Aumentar a massa muscular aumenta o gasto calórico do organismo até em repouso. Isso ocorre porque os músculos precisam de mais energia para se manter vivos, ao contrário do tecido gorduroso. Sem contar que musculação ajuda a definir o corpo.

  • Balanço calórico negativo.
Hoje acreditamos que o balanço calórico negativo seja um dos fatores mais importantes para a perda de peso. Se você treina pesado e gasta cerca de 500 kcal por treino, essas kcal são adicionadas ao seu gasto basal (Ex.: 2500 kcal/dia homem). Utilizando este exemplo, você em dia de treino, gastaria 3000 kcal. Se você, na soma total do dia, consome menos que isto, tem um balanço calórico negativo. O que favorece seu emagrecimento. Portanto, treine e controle a alimentação. Os resultados virão mais rápido.

Dicas para: Corpo Atraente

O ser humano, na sua preocupação com o corpo, tem que estar alerta para o fato de que a saúde e a longevidade devem vir acompanhadas de qualidade de vida, tanto no presente como no futuro.

A atividade física é uma aliada imprescindível para alcançar uma boa forma física e a sua prática deve ser desenvolvida de uma forma prazerosa, contínua e ao longo de toda a vida.

A preocupação em promover e manter a saúde deve ser ressaltada para a população mundial, que, cada vez mais, necessita, em sua rotina diária, da prática de exercícios físicos regulares para combater os efeitos nocivos da vida sedentária.

Para isso, vale andar, dançar, correr, pedalar, passear com o cachorro, fazer compras a pé, subir e descer escadas, fazer jardinagem, enfim, levar uma vida mais ativa.

Em outras palavras, não são necessários níveis altos de prática física, horas intermináveis de exercícios ou de dor e sofrimento.

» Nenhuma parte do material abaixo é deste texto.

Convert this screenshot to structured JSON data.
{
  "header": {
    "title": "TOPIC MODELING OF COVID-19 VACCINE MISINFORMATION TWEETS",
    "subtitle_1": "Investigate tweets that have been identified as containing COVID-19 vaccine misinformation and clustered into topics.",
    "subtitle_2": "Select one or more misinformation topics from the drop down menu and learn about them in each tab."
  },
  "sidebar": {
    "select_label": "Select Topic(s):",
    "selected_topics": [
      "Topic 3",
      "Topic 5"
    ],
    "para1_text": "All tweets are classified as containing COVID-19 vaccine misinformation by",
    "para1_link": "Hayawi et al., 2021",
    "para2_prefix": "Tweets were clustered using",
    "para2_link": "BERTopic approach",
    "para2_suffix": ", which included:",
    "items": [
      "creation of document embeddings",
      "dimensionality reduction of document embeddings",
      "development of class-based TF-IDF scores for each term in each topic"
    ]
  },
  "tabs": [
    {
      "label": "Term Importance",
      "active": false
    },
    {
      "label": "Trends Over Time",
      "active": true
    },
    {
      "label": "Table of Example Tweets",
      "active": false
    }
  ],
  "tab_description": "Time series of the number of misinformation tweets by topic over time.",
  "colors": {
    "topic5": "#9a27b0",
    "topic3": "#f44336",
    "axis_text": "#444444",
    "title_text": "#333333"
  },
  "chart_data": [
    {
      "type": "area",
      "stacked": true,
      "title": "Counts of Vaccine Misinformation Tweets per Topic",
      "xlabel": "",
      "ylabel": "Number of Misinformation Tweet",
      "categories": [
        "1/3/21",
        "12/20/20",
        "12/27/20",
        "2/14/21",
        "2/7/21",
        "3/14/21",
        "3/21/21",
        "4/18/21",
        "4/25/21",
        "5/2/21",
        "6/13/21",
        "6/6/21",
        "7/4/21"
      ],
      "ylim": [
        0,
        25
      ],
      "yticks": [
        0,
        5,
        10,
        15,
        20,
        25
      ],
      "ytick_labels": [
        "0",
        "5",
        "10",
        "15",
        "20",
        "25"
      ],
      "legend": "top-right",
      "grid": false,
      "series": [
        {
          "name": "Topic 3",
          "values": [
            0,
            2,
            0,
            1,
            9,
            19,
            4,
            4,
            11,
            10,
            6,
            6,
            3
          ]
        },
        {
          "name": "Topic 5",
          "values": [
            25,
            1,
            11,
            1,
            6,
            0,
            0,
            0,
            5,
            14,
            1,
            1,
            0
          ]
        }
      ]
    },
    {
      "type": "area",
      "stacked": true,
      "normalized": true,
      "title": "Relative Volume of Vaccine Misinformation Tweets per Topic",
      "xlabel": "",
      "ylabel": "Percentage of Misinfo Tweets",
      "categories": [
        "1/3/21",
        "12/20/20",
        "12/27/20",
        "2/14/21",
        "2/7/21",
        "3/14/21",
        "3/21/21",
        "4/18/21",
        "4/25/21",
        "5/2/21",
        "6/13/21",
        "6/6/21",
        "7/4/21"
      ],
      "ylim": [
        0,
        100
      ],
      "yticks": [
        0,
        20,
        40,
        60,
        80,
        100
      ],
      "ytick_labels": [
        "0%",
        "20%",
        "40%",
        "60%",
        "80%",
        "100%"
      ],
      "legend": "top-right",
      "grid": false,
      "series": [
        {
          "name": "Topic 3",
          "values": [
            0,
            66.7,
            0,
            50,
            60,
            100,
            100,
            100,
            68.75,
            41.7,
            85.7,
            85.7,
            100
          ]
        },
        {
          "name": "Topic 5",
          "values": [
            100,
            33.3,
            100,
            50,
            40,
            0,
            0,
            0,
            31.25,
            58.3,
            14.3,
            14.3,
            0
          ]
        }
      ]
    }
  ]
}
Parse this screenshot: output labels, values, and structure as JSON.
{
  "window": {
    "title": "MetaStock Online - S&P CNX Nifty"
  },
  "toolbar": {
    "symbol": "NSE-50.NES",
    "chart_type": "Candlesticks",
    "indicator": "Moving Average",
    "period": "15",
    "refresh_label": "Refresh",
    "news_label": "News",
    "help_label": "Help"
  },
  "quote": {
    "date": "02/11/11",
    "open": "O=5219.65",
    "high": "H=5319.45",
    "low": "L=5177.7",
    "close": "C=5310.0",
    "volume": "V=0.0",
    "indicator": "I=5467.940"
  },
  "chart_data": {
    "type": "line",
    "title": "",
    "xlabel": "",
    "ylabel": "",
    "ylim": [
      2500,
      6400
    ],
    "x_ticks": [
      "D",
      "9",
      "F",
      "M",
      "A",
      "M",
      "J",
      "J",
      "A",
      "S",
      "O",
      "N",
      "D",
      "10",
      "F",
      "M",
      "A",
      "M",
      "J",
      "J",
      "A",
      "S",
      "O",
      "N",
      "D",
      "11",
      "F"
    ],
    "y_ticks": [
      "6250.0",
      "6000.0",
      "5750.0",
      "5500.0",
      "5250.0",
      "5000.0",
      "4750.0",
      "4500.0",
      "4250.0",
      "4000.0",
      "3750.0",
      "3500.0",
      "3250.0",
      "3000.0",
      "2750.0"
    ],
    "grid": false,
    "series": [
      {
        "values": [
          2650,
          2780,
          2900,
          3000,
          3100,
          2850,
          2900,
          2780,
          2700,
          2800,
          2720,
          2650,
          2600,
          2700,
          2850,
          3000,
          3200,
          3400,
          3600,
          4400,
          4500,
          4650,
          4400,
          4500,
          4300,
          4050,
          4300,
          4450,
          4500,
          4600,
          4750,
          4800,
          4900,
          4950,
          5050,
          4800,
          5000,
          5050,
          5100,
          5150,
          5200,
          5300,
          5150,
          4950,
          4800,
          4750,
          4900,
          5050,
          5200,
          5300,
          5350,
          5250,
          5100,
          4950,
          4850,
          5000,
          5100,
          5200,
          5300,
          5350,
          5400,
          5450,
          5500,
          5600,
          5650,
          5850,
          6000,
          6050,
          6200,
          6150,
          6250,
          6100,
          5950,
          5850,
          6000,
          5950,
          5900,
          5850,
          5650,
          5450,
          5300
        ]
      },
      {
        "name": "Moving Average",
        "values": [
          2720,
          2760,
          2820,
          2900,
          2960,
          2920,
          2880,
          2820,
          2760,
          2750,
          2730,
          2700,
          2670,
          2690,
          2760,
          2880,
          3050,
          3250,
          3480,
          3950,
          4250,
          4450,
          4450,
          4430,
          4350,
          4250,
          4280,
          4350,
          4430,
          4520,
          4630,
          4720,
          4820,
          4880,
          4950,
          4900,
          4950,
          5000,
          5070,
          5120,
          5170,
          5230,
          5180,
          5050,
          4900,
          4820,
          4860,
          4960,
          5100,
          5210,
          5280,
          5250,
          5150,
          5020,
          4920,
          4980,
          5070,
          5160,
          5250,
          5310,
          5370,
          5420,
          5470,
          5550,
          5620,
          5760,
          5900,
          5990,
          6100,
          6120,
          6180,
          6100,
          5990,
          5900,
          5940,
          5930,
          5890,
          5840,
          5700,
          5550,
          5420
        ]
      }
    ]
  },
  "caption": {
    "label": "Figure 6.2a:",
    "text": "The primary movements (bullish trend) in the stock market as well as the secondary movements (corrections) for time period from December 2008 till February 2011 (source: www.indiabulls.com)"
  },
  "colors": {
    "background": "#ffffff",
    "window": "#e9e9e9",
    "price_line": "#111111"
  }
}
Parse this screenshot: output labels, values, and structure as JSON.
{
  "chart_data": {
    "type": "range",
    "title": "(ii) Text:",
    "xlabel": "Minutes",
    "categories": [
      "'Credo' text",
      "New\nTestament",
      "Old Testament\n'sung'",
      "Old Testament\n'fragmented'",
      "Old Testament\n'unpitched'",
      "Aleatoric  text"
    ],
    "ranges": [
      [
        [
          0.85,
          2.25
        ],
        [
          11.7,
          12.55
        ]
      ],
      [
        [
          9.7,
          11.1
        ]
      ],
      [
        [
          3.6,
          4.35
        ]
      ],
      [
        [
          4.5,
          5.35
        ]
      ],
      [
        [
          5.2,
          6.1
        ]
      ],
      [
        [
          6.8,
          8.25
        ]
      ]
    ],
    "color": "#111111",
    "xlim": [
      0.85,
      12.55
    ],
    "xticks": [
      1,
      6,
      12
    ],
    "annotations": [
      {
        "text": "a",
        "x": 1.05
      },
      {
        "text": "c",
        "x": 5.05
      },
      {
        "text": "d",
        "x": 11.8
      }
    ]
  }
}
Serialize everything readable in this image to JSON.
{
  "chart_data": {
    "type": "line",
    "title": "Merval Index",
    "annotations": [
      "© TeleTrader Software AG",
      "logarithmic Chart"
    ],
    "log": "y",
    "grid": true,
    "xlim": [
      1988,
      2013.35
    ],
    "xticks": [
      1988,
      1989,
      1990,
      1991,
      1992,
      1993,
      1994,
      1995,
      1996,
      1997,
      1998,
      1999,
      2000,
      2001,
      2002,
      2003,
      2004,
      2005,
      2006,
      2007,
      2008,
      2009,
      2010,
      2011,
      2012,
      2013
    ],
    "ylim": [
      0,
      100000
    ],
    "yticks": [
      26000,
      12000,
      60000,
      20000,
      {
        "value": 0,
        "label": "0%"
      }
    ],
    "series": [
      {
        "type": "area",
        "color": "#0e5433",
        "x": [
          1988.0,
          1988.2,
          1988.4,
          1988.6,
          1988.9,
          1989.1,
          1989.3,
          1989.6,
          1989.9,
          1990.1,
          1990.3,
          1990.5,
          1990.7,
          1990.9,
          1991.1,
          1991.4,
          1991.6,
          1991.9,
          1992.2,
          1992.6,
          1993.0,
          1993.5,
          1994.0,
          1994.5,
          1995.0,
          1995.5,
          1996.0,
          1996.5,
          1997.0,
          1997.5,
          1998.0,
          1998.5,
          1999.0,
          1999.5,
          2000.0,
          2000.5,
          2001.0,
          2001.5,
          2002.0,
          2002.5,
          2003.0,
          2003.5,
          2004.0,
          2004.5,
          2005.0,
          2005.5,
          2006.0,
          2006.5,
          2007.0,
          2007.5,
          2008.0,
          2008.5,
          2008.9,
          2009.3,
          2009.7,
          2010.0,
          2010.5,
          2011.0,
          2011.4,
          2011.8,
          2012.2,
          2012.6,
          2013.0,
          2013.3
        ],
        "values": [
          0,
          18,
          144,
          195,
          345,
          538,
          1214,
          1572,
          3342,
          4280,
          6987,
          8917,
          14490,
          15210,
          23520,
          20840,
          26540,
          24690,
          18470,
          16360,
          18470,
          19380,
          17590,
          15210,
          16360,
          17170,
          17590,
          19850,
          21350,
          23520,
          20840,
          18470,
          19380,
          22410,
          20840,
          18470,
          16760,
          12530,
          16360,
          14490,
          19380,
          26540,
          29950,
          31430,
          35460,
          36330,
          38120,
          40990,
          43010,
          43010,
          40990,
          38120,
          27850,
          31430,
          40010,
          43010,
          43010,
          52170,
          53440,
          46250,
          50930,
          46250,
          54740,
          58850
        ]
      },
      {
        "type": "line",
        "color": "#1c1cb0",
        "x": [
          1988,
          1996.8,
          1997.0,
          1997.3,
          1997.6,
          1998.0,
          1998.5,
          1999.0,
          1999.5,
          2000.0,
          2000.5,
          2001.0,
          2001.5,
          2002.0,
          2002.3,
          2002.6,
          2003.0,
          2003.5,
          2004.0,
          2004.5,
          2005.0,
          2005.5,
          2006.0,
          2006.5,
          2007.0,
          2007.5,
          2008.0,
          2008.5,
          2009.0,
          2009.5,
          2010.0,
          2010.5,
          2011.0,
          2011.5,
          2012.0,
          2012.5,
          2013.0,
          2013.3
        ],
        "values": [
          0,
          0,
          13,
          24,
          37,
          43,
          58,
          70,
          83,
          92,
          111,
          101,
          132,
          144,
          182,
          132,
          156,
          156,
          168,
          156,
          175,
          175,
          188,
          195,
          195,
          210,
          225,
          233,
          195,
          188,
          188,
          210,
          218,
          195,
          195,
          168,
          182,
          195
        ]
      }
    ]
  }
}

Para aproveitar as vantagens da atividade física é suficiente aumentar o grau de integração da vida diária à atividade física, combatendo o sedentarismo e seus riscos para a vida humana.

- Na aparência: melhora seu visual, sua postura e os músculos ficam mais eficientes e com melhor tônus. Isso sem falar no combate ao excesso de peso e ao acúmulo de gordura.

- No trabalho: aumenta a produtividade, diminui a propensão a doenças, melhora o índice de frequência no trabalho, combate o estresse e a indisposição. E mais: aumenta a sua capacidade para esforços físicos.

- No dia a dia: traz mais disposição para as tarefas cotidianas, o coração trabalha de forma mais segura e eficiente e aumenta o seu fôlego. E mais: melhora a elasticidade e a flexibilidade do corpo, melhora sua autoestima e você passa a se alimentar e a dormir melhor. Enfim, passa a viver melhor e com mais qualidade.

- Na saúde: aumenta a qualidade e a expectativa de vida, fortalece o sistema imunológico, previne e reduz os efeitos de doenças como obesidade, osteoporose, estresse, cardiopatias, hipertensão arterial, deficiências respiratórias, problemas circulatórios, diabetes e alterações das taxas de colesterol.